Stable blood-sugars = better insulin management = improved health!
Examples of soluble fibres include fruits, legumes, oats (all forms of fruit & vegetables to varying extents).
Insoluble fibre is equally aptly named. It’s made of the more structural parts of plant (the lignins &tc). As a result, it also attracts water, but instead of forming a gel; it ‘puffs up’ & adds bulk/softness to other less fibrous foods. In-so-doing, it regulates the passage of foodstuffs through the intestines, thereby promoting digestive health in general.
Examples of insoluble fibres include bran, beans, green leafy vegetables, nuts & seeds.
So we know what it is and what it does. But why is fibre of special importance to a low-carb diet?
Firstly, low carb diets often consume a higher proportion of meat & dairy products than other regimes. These require good levels of fibre to secure their transit through the digestive-system
Secondly (and of supreme interest!) – because dietary-fibre is a carbohydrate which comprises the indigestible parts of edible plants; fibre should be subtracted from the total carbohydrate-content of foods, because we cannot digest it!
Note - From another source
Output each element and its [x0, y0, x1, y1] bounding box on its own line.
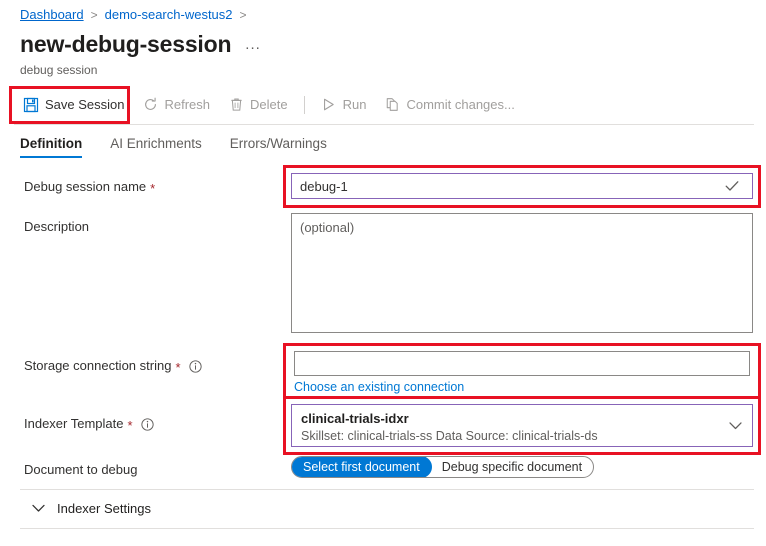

Yes – we minus fibre from carbohydrate whenever we calculate the carb-value of what we’re eating. This reduced figure is termed the ‘Net Carbs’ (i.e. the true nutrient-value of the carbohydrate we’re consuming; not the parts which pass straight through intact).
For many foods, this will render what seems like a high carb-value into something that’s both acceptable, and can be eaten freely on a ketogenic-diet.
Example: Carbohydrate 10g minus fibre 8g = net carbs 2g.
Sugar-alcohols should also be subtracted, but these are often hard to distinguish on UK food packaging, so are omitted from this post.
Armed with this quick and easy ‘carb-counting-tool’; shopping, cooking & ‘living’ a low-carb diet all become instantly easier and more accessible!